The technology sector is not aggressively combatting these threats, and in some cases are developing other technologies that would make protecting children online even more difficult. 

Following a trend in other messaging apps, for example, Facebook recently announced plans to move all their messaging services to an end-to-end encrypted system (E2EE). This move would prevent anyone, including Facebook, from directly seeing the content of any personal communication. A fully E2EE pipeline would render technologies like photoDNA impotent. While E2EE provides users with some added privacy, the associated risks are not insignificant. In announcing his plans, Mark Zuckerberg conceded it came at a cost: "At the same time, there are real safety concerns to address before we can implement end-to-end encryption across all of our messaging services. Encryption is a powerful tool for privacy, but that includes the privacy of people doing bad things. When billions of people use a service to connect, some of them are going to misuse it for truly terrible things like child exploitation, terrorism, and extortion."

To partially address these concerns, in early 2021 Apple announced the development and planned deployment of NeuralHash, a client-side hashing technology meant to allow hashing technologies like photoDNA to operate within an E2EE system. Apple's announcement was met with swift and fierce opposition from privacy groups leading to a moratorium on its deployment. This trend has continued on the technology, policy, and regulatory side where privacy is pitted against child safety – with many seemingly blissfully unaware that preventing the distribution of CSAM is a privacy issue for child victims.

For over two decades, the technology sector has created phenomenally complex and impactful technologies, giving rise to trillion-dollar valuations for shareholders. These titans of tech have invested enormous amounts of time and money into developing and deploying technologies to secure our devices from spam, malware, and other cyber threats. When it comes to child safety and other online harms, however, this same industry has been maddeningly slow at ensuring the well-being of our most vulnerable citizens. 

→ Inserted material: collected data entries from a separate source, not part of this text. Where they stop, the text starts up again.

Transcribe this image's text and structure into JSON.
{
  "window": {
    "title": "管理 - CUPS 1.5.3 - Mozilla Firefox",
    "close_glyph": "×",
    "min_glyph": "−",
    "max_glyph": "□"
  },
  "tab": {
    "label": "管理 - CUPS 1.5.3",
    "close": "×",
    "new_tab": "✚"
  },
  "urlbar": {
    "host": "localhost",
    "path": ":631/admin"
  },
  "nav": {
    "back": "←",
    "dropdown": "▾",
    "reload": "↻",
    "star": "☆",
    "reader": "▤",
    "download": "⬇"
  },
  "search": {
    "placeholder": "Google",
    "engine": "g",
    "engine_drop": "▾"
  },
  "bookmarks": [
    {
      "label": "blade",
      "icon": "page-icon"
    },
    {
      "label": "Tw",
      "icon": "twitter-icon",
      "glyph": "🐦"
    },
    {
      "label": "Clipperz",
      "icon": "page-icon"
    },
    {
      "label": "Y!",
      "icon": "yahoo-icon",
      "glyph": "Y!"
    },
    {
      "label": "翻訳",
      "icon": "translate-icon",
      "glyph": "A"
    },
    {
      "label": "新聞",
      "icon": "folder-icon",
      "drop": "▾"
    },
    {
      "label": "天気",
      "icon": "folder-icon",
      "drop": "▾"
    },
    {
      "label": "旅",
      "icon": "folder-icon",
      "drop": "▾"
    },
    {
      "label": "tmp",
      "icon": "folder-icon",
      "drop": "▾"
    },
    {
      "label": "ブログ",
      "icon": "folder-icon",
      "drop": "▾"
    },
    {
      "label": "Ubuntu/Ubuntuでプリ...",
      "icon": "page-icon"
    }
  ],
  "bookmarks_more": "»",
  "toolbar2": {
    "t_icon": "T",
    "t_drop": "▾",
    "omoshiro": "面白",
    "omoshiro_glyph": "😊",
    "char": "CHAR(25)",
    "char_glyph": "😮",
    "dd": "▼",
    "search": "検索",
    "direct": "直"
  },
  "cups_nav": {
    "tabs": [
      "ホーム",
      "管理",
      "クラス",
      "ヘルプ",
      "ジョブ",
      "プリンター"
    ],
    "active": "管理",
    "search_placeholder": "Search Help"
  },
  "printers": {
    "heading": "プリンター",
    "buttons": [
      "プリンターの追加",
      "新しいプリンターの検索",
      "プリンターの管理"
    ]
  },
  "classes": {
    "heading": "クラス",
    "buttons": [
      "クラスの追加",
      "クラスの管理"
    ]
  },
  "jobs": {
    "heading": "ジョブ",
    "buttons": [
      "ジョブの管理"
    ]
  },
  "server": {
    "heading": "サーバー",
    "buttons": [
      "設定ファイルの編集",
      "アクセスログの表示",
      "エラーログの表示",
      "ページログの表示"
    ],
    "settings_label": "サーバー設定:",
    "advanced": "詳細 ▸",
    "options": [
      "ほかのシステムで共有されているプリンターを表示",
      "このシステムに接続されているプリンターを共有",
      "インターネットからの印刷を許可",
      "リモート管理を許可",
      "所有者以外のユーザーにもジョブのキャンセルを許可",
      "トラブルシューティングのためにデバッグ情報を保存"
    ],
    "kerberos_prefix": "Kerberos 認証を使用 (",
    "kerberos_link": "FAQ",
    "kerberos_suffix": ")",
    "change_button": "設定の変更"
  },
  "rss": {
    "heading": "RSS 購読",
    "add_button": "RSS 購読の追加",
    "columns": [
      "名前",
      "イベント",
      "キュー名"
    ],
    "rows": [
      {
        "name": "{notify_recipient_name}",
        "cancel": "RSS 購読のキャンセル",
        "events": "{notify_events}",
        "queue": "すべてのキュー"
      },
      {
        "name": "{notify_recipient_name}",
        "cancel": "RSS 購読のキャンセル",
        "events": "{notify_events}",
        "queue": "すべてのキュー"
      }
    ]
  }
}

How, in 20 short years, did we go from the promise of the internet to democratize access to knowledge and make the world more understanding and enlightened, to the litany of daily horrors that is today's internet? A combination of naivete, ideology, wilful ignorance, and a mentality of growth at all costs, have led the titans of tech to fail to install proper safeguards on their services. The limitations to protecting children and vulnerable populations online are fundamentally not technological in nature. They are, rather, one of corporate priorities, a lack of appropriate regulation, and virtual monopolies leading to a stifling of new ideas. In the next 20 years, we can and we must do better: we need not repeat the mistakes of the past two decades. History will rightfully judge us harshly if we fail to act.